Niweluje ona nadkwaśność i sprzyja zasadowemu odczynowi w naszym organizmie. Nie wchłania metali ciężkich z gleby. Równowaga kwasowo-zasadowa jest zachowana, kiedy 80 proc. naszego menu stanowią produkty zasadotwórcze, np. buliony warzywne, warzywa korzeniowe, liściaste, wodorosty morskie, kasza jaglana (proso), kiszonki, owoce, niepasteryzowane soki warzywne i owocowe. Dlatego preferowane przez nas produkty wysokobiałkowe i kwasotwórcze: mięso, ryby, lekkostrawne strączkowe (dla niektórych), jaja łączymy zawsze z dużą ilością warzyw wg zasady, którą opisujemy w artykule Towarzystwo na talerzu.

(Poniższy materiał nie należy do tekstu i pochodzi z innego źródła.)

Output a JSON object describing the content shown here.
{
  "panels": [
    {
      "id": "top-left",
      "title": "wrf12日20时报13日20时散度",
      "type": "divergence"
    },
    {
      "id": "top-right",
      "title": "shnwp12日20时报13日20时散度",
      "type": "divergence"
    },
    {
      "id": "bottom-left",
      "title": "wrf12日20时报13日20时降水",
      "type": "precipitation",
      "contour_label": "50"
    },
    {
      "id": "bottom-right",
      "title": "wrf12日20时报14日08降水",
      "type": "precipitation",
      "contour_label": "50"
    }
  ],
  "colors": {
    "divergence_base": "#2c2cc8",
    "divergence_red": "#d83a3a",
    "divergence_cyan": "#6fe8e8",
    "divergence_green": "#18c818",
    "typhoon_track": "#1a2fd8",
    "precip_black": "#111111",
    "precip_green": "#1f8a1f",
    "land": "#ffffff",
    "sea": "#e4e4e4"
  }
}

W naszym kaszotto użyliśmy kaszy gryczanej. Kolejny raz wybraliśmy właśnie ją, a nie szarłat czy jaglankę, ponieważ ona najbardziej przypomina w obróbce ryż (który stosujemy rzadko ze względu na jego niekorzystne działanie dla hashimotowców), jest nieco kleista i nadaje kaszottu taki właśnie charakter. Jeśli ktoś woli, może przyrządzić potrawę na bazie kwinoa, która jednak jest bardziej sucha i sypka.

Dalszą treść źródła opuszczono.